Secara keseluruhan, hingga 13 Februari 2026, jumlah mahasiswa UT mencapai 747.533 orang. Dari jumlah tersebut, 8.391 mahasiswa berada di luar negeri dan tersebar di 56 negara. Skala ini memperlihatkan kontribusi UT dalam mendorong Angka Partisipasi Kasar (APK) pendidikan tinggi Indonesia, sekaligus selaras dengan Tujuan Pembangunan Berkelanjutan (SDGs), khususnya SDG 4 tentang Pendidikan Berkualitas dan SDG 10 tentang Pengurangan Kesenjangan.
“Kami terus berusaha membantu mendorong angka partisipasi pendidikan di Tanah Air,” ungkap Prof. Ali. Pernyataan ini menegaskan bahwa internasionalisasi UT bukan sekadar ekspansi angka, melainkan misi pemerataan akses dan peningkatan kualitas sumber daya manusia Indonesia.

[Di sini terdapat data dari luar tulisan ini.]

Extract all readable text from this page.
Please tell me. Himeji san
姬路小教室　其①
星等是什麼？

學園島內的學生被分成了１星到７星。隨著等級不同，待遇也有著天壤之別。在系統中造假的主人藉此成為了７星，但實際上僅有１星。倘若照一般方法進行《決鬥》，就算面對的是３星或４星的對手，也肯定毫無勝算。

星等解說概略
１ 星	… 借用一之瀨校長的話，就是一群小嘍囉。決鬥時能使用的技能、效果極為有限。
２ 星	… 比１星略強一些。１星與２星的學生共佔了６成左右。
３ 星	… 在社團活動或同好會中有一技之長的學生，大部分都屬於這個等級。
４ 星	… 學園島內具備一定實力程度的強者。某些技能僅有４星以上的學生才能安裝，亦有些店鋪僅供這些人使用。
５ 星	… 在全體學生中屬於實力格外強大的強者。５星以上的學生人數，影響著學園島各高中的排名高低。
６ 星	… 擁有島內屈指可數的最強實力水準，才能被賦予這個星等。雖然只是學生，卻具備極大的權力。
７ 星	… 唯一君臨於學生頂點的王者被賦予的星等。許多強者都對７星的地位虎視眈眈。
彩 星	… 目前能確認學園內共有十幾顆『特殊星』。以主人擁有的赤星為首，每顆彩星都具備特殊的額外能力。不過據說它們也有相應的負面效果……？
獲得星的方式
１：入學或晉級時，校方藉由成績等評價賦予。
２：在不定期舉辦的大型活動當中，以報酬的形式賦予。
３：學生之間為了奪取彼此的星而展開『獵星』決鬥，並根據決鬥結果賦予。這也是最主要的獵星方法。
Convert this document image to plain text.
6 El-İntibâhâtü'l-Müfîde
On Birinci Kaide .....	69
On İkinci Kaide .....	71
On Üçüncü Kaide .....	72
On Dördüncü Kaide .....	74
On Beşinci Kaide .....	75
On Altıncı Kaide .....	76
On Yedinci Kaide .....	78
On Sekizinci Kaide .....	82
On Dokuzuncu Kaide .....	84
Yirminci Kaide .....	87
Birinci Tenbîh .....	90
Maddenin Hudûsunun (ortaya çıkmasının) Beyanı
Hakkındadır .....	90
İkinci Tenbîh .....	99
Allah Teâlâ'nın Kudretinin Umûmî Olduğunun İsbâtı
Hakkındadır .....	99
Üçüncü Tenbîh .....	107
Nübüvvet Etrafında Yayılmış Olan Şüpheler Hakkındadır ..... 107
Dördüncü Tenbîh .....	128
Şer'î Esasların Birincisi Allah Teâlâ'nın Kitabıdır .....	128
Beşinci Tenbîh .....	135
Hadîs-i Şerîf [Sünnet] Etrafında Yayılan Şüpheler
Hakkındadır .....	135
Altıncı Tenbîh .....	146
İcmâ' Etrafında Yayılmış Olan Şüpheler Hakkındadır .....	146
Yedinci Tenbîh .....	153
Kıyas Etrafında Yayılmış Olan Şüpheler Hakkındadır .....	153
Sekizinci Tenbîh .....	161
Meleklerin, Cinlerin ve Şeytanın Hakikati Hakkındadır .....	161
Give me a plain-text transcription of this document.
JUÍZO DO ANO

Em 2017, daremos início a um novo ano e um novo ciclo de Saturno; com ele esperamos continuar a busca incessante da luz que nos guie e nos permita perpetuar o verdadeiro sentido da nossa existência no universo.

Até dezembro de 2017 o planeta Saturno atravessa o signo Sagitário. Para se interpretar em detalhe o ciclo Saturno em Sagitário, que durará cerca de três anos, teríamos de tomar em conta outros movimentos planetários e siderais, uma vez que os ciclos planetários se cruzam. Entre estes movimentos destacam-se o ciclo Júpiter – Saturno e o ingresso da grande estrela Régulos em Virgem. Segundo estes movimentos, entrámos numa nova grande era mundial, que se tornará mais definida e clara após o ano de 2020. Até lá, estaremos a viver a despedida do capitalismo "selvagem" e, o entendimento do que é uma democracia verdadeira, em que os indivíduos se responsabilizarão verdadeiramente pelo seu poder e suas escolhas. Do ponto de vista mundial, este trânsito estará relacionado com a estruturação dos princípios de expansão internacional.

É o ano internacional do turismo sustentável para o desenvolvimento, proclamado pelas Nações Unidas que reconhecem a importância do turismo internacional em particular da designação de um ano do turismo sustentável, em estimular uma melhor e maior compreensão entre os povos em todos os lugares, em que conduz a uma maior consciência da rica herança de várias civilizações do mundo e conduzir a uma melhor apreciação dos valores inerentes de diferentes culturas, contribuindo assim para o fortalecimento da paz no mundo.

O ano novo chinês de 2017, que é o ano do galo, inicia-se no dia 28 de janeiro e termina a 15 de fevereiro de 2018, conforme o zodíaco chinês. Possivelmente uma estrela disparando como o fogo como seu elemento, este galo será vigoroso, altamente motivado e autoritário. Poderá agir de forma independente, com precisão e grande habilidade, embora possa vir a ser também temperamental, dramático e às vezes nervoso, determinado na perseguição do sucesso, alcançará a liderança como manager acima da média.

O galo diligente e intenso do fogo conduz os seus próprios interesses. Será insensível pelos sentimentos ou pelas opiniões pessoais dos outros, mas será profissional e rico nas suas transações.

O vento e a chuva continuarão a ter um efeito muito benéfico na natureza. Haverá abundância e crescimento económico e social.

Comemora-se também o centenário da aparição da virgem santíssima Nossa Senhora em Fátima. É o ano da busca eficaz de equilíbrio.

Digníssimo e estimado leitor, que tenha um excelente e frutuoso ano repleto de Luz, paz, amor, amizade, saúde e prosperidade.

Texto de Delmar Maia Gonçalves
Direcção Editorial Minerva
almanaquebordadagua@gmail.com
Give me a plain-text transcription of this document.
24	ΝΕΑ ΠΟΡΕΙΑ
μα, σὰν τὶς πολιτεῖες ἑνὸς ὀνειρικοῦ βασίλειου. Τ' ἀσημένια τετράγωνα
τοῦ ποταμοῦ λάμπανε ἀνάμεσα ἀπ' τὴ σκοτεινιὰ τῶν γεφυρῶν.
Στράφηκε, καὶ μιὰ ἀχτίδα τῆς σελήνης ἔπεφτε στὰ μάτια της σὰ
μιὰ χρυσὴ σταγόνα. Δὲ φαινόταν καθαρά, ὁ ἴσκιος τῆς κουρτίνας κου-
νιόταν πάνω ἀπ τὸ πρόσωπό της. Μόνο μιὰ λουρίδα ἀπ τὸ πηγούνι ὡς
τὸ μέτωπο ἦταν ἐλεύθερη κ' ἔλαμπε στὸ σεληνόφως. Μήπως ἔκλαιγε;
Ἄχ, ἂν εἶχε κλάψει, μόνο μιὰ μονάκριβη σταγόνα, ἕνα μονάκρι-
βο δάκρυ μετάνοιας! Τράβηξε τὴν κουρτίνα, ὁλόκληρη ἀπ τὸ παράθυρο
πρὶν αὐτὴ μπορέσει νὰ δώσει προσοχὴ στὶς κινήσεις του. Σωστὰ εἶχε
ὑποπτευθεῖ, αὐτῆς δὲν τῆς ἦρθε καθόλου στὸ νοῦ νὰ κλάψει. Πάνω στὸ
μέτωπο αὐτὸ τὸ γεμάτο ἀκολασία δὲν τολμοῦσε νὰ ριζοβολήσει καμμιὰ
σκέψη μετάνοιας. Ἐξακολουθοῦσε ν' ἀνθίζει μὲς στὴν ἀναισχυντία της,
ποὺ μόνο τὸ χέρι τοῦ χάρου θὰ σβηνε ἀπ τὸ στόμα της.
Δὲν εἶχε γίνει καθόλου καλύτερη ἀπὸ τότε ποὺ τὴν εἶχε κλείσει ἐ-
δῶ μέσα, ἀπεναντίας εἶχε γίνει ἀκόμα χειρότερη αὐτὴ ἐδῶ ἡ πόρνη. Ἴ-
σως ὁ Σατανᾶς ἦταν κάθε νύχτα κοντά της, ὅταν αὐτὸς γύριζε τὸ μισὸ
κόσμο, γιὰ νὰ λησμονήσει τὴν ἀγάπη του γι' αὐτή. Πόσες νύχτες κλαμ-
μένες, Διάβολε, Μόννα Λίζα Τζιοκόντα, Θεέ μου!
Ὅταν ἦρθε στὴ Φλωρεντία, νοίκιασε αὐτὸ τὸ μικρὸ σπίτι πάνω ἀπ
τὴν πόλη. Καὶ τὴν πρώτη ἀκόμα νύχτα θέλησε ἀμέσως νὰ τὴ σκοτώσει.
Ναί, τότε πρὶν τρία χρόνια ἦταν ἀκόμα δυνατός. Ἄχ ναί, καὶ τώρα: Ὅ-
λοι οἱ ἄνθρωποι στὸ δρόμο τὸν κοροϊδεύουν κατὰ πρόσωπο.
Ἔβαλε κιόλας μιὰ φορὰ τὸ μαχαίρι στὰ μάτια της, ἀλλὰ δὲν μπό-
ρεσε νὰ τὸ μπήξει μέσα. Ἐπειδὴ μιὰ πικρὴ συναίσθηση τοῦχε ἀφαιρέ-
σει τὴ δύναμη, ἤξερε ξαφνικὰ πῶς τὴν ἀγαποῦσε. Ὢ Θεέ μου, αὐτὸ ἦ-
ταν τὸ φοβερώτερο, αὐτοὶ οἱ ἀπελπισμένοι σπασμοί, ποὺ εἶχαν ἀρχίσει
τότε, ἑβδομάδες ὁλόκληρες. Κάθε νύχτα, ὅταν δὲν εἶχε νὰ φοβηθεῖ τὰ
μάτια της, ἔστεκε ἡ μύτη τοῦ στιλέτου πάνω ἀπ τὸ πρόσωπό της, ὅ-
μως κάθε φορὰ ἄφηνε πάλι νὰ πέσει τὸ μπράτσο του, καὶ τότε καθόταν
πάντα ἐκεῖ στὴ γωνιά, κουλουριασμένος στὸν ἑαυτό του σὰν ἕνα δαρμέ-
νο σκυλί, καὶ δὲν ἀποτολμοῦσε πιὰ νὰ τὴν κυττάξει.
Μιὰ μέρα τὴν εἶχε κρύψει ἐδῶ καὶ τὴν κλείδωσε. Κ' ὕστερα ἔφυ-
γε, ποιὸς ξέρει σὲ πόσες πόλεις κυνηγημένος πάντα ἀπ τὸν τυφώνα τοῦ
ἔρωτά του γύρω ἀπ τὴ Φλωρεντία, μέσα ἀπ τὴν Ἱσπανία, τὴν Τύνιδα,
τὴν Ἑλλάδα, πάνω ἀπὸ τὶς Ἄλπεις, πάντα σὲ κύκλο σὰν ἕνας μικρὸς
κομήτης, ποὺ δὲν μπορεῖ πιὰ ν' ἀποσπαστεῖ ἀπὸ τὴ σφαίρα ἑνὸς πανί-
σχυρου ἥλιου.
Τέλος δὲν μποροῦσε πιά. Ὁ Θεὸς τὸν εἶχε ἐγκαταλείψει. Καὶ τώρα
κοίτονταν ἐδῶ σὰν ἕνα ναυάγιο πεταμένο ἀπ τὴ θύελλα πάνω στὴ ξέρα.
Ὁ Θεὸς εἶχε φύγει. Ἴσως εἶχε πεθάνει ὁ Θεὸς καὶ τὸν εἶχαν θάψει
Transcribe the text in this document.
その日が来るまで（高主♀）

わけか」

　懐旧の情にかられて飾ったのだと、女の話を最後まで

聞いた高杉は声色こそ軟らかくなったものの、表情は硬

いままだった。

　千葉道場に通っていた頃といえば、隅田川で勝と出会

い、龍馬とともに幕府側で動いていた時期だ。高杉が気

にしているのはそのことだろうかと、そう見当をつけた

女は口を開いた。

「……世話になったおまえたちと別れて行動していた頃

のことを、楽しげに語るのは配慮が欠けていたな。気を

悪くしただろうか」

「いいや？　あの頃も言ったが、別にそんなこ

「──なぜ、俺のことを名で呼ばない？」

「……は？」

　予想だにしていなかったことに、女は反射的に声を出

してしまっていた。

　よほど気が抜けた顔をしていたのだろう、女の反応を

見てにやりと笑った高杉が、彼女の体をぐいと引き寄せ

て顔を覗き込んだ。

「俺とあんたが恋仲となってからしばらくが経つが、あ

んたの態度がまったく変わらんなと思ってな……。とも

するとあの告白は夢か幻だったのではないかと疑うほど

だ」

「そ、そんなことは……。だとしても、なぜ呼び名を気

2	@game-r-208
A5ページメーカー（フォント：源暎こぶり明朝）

Menutup agenda tersebut, Prof. Ali kembali menegaskan komitmen untuk memperkuat jangkauan PJJ. Dukungan para Atikbud dipandang sebagai pilar dalam mengerek APK pendidikan tinggi Indonesia di level global. Dengan sistem yang fleksibel dan teruji, UT optimistis akan terus menjadi jembatan bagi WNI di seluruh dunia untuk meraih masa depan yang lebih baik melalui pendidikan.
Di balik angka 8.391 mahasiswa itu, ada ribuan cerita tentang pekerja yang belajar selepas shift malam, ibu rumah tangga yang kuliah dari apartemen kecil di luar negeri, hingga anak muda yang menyiapkan masa depan sambil bekerja lintas negara. Dari sanalah pendidikan jarak jauh bukan lagi sekadar sistem, melainkan harapan yang menyatukan Indonesia dengan dunia.